Consigli, avvisi e trucchi di Paolo Attivissimo
Il Disinformatico, 08.10.2010 -
Rete Tre
In Europa per la prima volta Firefox supera il browser di casa Microsoft
Non accenna a fermarsi l’emorragia di utilizzatori che da qualche tempo affligge Internet Explorer, il browser di Microsoft che negli scorsi anni aveva un sostanziale monopolio nel settore. Già lo scorso settembre le statistiche indicavano che la sua quota di mercato era per la prima volta precipitata al di sotto del 50%, dato di per sé già allarmante considerando che nel 2002 era utilizzato da oltre il 90% degli internauti. Ora, fiaccato dalla concorrenza, Explorer ha addirittura perso il dominio del mercato europeo, con Firefox che compie uno storico sorpasso e Chrome che cresce a grande velocità.
Bicchiere mezzo vuoto -
Stando alle cifre fornite da StatCounter - società specializzata in statistiche del web che lavora su 15 miliardi di pagine visitate al mese - la soglia psicologica del 50% è stata superata lo scorso mese di settembre, con la concorrenza sempre più agguerrita di Firefox e Chrome a testimoniare una diminuzione di gradimento apparentemente inarrestabile. Nonostante le cifre precise di diffusione dei vari browser dipendano dagli strumenti di rilevamento utilizzati, e la notizia va quindi presa con un pizzico di cautela, il calo di popolarità di Internet Explorer sembra confermato da tutti i rilevamenti. I programmi di navigazione alternativi sono infatti da mesi in continua crescita, mentre IE è da tempo in costante calo.
Sorpasso europeo -
La situazione per Internet Explorer si fa ancora più grama in Europa, dove - sempre secondo le statistiche di StatCounter - nello scorso dicembre è stato addirittura sorpassato da Firefox, che con una quota di mercato pari al 38,1% si piazza per la prima volta al vertice della classifica dei programmi di navigazione sul web più utilizzati nel Vecchio Continente. Il browser di Microsoft, con il suo 37,5% di preferenze, deve quindi arrendersi e accontentarsi del secondo rango. IE rimane comunque dominante in terra statunitense, dove può attualmente contare su un market share del 49% circa, seguito da Firefox al 26,7% e Chrome al 12,8%.
Chrome e antitrust -
Questa situazione pare essere la conseguenza di una guerra tra browser in cui Microsoft non ha saputo stare al passo con la concorrenza, in un settore costantemente portato all'innovazione.
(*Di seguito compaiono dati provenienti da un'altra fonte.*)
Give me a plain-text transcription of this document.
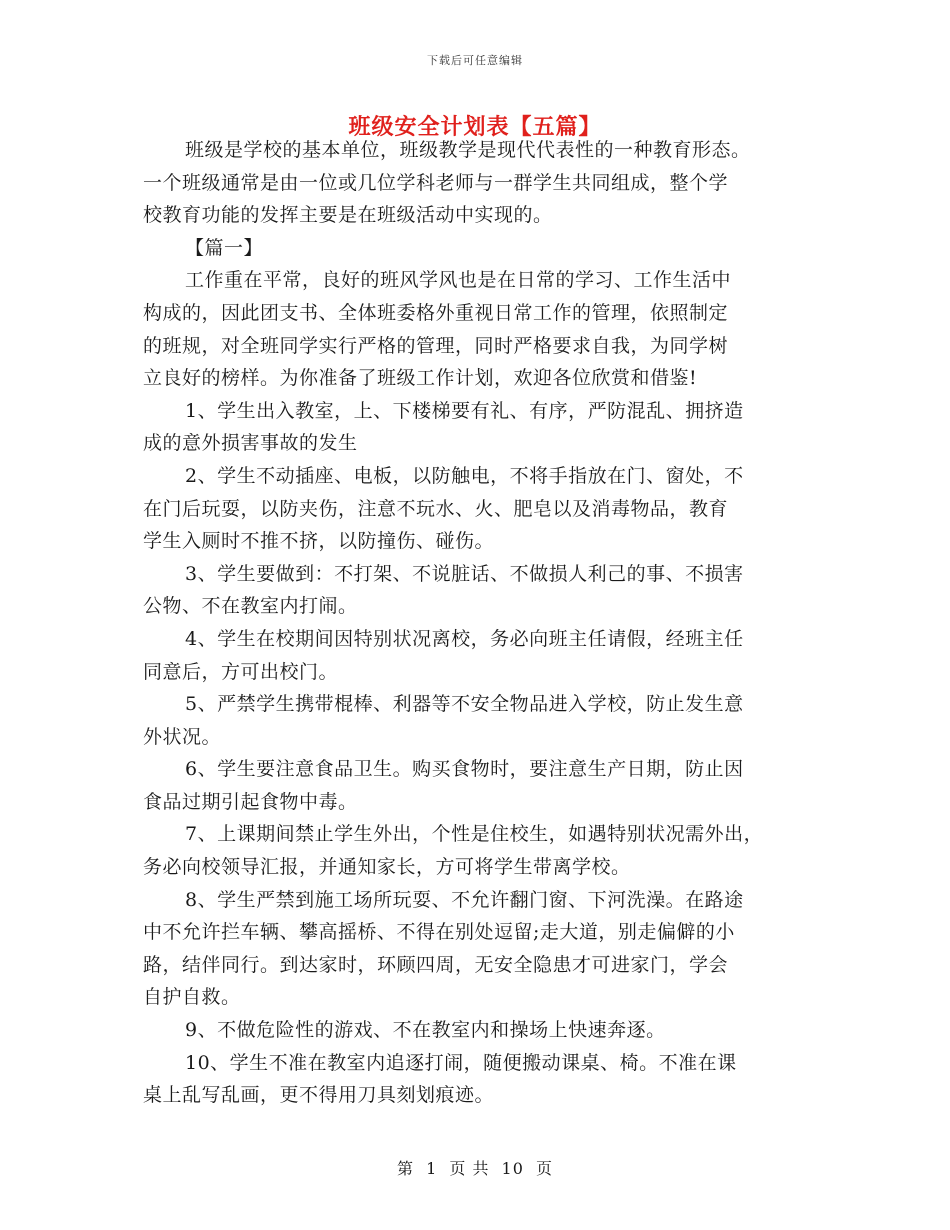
下载后可任意编辑
班级安全计划表【五篇】
班级是学校的基本单位，班级教学是现代代表性的一种教育形态。
一个班级通常是由一位或几位学科老师与一群学生共同组成，整个学
校教育功能的发挥主要是在班级活动中实现的。
【篇一】
工作重在平常，良好的班风学风也是在日常的学习、工作生活中
构成的，因此团支书、全体班委格外重视日常工作的管理，依照制定
的班规，对全班同学实行严格的管理，同时严格要求自我，为同学树
立良好的榜样。为你准备了班级工作计划，欢迎各位欣赏和借鉴!
1、学生出入教室，上、下楼梯要有礼、有序，严防混乱、拥挤造
成的意外损害事故的发生
2、学生不动插座、电板，以防触电，不将手指放在门、窗处，不
在门后玩耍，以防夹伤，注意不玩水、火、肥皂以及消毒物品，教育
学生入厕时不推不挤，以防撞伤、碰伤。
3、学生要做到：不打架、不说脏话、不做损人利己的事、不损害
公物、不在教室内打闹。
4、学生在校期间因特别状况离校，务必向班主任请假，经班主任
同意后，方可出校门。
5、严禁学生携带棍棒、利器等不安全物品进入学校，防止发生意
外状况。
6、学生要注意食品卫生。购买食物时，要注意生产日期，防止因
食品过期引起食物中毒。
7、上课期间禁止学生外出，个性是住校生，如遇特别状况需外出，
务必向校领导汇报，并通知家长，方可将学生带离学校。
8、学生严禁到施工场所玩耍、不允许翻门窗、下河洗澡。在路途
中不允许拦车辆、攀高摇桥、不得在别处逗留;走大道，别走偏僻的小
路，结伴同行。到达家时，环顾四周，无安全隐患才可进家门，学会
自护自救。
9、不做危险性的游戏、不在教室内和操场上快速奔逐。
10、学生不准在教室内追逐打闹，随便搬动课桌、椅。不准在课
桌上乱写乱画，更不得用刀具刻划痕迹。
第 1 页 共 10 页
La significativa differenza delle quote di mercato tra Europa e Stati Uniti potrebbe risiedere nel fatto che l'antitrust europea ha obbligato Microsoft a dare ai propri utenti la possibilità di scegliere di installare un software per la navigazione diverso da IE. Inoltre, la fetta di mercato perduta da Internet Explorer è passata tra le sempre più affamate fauci di Chrome. Il browser sviluppato da Google si è infatti assestato su una quota pari al 14,6%, facendo registrare nell’ultimo anno una crescita repentina di circa 10 punti percentuali.
Explorer 9 in arrivo -
Brutte notizie dunque per il colosso di Redmond, che ha tuttavia annunciato al mondo i primi risultati legati a Internet Explorer 9. Dopo circa tre mesi e mezzo dal lancio della sua beta, la nuova versione del browser avrebbe raggiunto l'imponente cifra di 20 milioni di download. Microsoft promette miglioramenti e stravolgimenti un po' in tutti i comparti, ma le performance superiori e una più stretta integrazione con gli standard della Rete potrebbero arrivare troppo tardi per ribaltare una tendenza che è rimasta costante nel corso degli anni. Anche perché nel frattempo la concorrenza non sta certo a guardare e continua a proporre aggiornamenti e nuove versioni dei propri programmi per la navigazione.